Ces connaissances ne sont pas restées que théoriques. Elles ont servi dans les champs, dans les laboratoires et sous les serres. Des centaines d’agriculteurs et plus de 140 experts phytosanitaires de la région partagent désormais des plans d’intervention en cas d’urgence, assurant le suivi en temps réel de l’évolution des maladies et, ce qui est peut-être le plus important, instaurant une relation de confiance qui rend possible la collaboration transfrontalière.

Ce programme, coordonné par la FAO et financé par le programme de partenariat entre la FAO et la Türkiye, a mis en relation les équipes des pays avec des experts mondiaux de l’ICARDA, du Centre international pour l’amélioration du maïs et du blé (CIMMYT), du Centre régional de recherche sur la rouille des céréales (RCRRC) et du Programme international pour l’amélioration du blé d’hiver (IWWIP).
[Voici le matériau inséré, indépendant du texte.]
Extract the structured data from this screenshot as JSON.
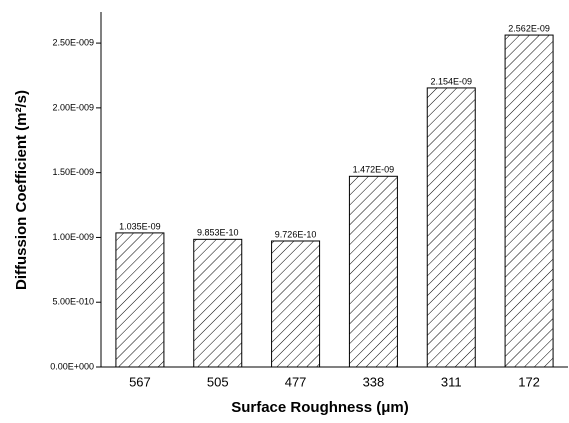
{
  "chart_data": {
    "type": "bar",
    "x_label": "Surface Roughness (μm)",
    "y_label": "Diffussion Coefficient (m²/s)",
    "categories": [
      "567",
      "505",
      "477",
      "338",
      "311",
      "172"
    ],
    "values": [
      1.035e-09,
      9.853e-10,
      9.726e-10,
      1.472e-09,
      2.154e-09,
      2.562e-09
    ],
    "value_labels": [
      "1.035E-09",
      "9.853E-10",
      "9.726E-10",
      "1.472E-09",
      "2.154E-09",
      "2.562E-09"
    ],
    "color": "#000000",
    "ylim": [
      0,
      2.74e-09
    ],
    "yticks": [
      {
        "value": 0,
        "label": "0.00E+000"
      },
      {
        "value": 5e-10,
        "label": "5.00E-010"
      },
      {
        "value": 1e-09,
        "label": "1.00E-009"
      },
      {
        "value": 1.5e-09,
        "label": "1.50E-009"
      },
      {
        "value": 2e-09,
        "label": "2.00E-009"
      },
      {
        "value": 2.5e-09,
        "label": "2.50E-009"
      }
    ]
  }
}
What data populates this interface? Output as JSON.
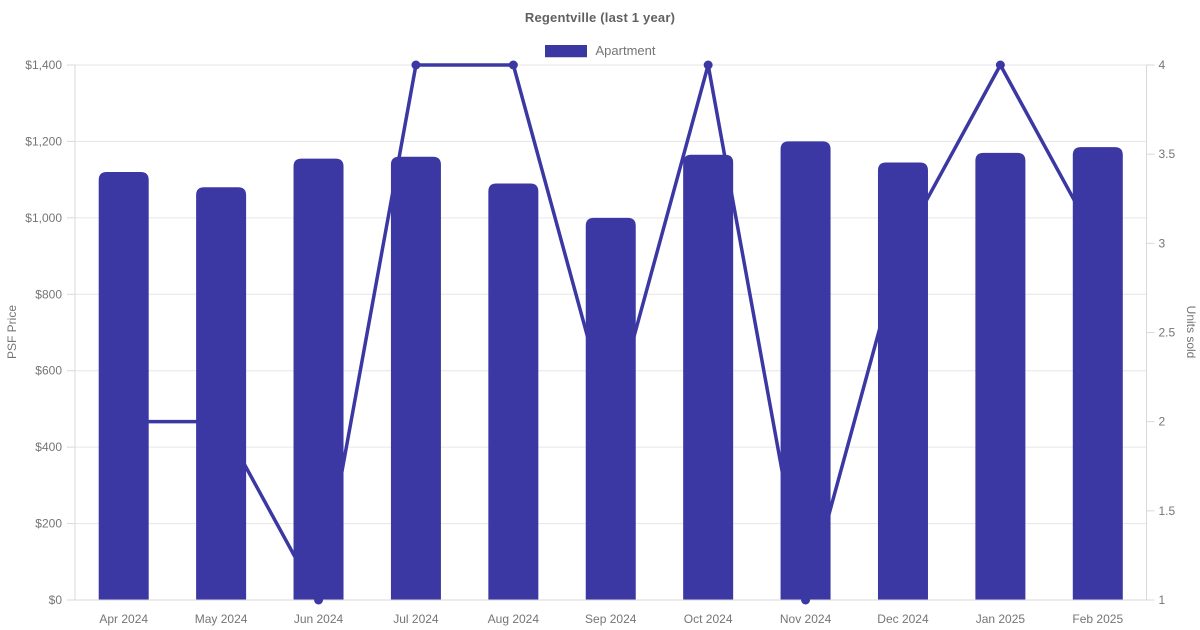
{
  "header": {
    "title": "Regentville (last 1 year)"
  },
  "legend": {
    "items": [
      {
        "label": "Apartment",
        "color": "#3b38a3"
      }
    ]
  },
  "colors": {
    "accent": "#3b38a3",
    "grid": "#e6e6e6",
    "axis_line": "#d9d9d9",
    "tick_text": "#757575",
    "title_text": "#616161"
  },
  "chart_data": {
    "type": "bar",
    "combo": "bar+line dual axis",
    "title": "Regentville (last 1 year)",
    "legend_position": "top",
    "grid": true,
    "categories": [
      "Apr 2024",
      "May 2024",
      "Jun 2024",
      "Jul 2024",
      "Aug 2024",
      "Sep 2024",
      "Oct 2024",
      "Nov 2024",
      "Dec 2024",
      "Jan 2025",
      "Feb 2025"
    ],
    "series": [
      {
        "name": "Apartment",
        "type": "bar",
        "axis": "left",
        "values": [
          1120,
          1080,
          1155,
          1160,
          1090,
          1000,
          1165,
          1200,
          1145,
          1170,
          1185
        ],
        "color": "#3b38a3"
      },
      {
        "name": "Units sold",
        "type": "line",
        "axis": "right",
        "values": [
          2,
          2,
          1,
          4,
          4,
          2,
          4,
          1,
          3,
          4,
          3
        ],
        "color": "#3b38a3"
      }
    ],
    "left_axis": {
      "title": "PSF Price",
      "min": 0,
      "max": 1400,
      "step": 200,
      "tick_labels": [
        "$0",
        "$200",
        "$400",
        "$600",
        "$800",
        "$1,000",
        "$1,200",
        "$1,400"
      ]
    },
    "right_axis": {
      "title": "Units sold",
      "min": 1,
      "max": 4,
      "step": 0.5,
      "tick_labels": [
        "1",
        "1.5",
        "2",
        "2.5",
        "3",
        "3.5",
        "4"
      ]
    }
  }
}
Les ateliers organisés en Ouzbékistan et au Tadjikistan ont porté sur l’élaboration de stratégies nationales et de plans d’intervention en cas d’urgence. Des rapports de terrain qui étaient auparavant isolés servent maintenant aux alertes régionales, ce qui permet de coordonner les interventions.

Un programme coordonné par la FAO a mis en relation des équipes nationales avec des experts mondiaux afin de transposer des rapports de terrain isolés en alertes régionales, permettant ainsi de coordonner les interventions. ©FAO/ Fazil Dusunceli

Aucun pays ne peut à lui seul vaincre les maladies de la rouille du blé. Comme le souligne Ahmet Volkan Güngören, du Ministère de l’agriculture et des forêts de Türkiye, «il n’est pas possible pour les pays d’obtenir seuls des résultats dans la lutte contre les maladies de la rouille du blé: une collaboration régionale et internationale est indispensable.»

Par la mise en commun des données, des connaissances spécialisées et des analyses, ces organismes coopèrent afin de renforcer la prévention et la gestion des maladies de la rouille du blé dans toute la région. La série d’ateliers sur l’élaboration de stratégies nationales et de plans d’intervention en cas d’urgence, notamment les dernières sessions en Ouzbékistan, au Tadjikistan et en Türkiye, augmente les capacités opérationnelles des pays à lutter plus efficacement contre la rouille du blé.

Tout récemment, les experts du CIMMYT, de l’ICARDA et du RCRRC ont formé 33 agents techniques de ces pays à la mise au point de variétés de blé résistantes aux maladies de la rouille. Les agents ont appris une technique efficace de sélection rapide qui réduit de deux à trois ans le processus de sélection.

Cette formation a également ouvert la voie à une future collaboration entre les pays dans la perspective d’améliorer à long terme la résilience de la production de blé.

Ce sont là autant de signes de progrès, et les programmes de sélection commencent à donner des résultats encourageants dans les essais menés au niveau local. La distribution de nouvelles variétés prometteuses se profile à l’horizon. Pour autant, on est loin d’en avoir fini avec la rouille. Les agents pathogènes s’adaptent. La pression subsiste. Les champignons ne font pas de pause.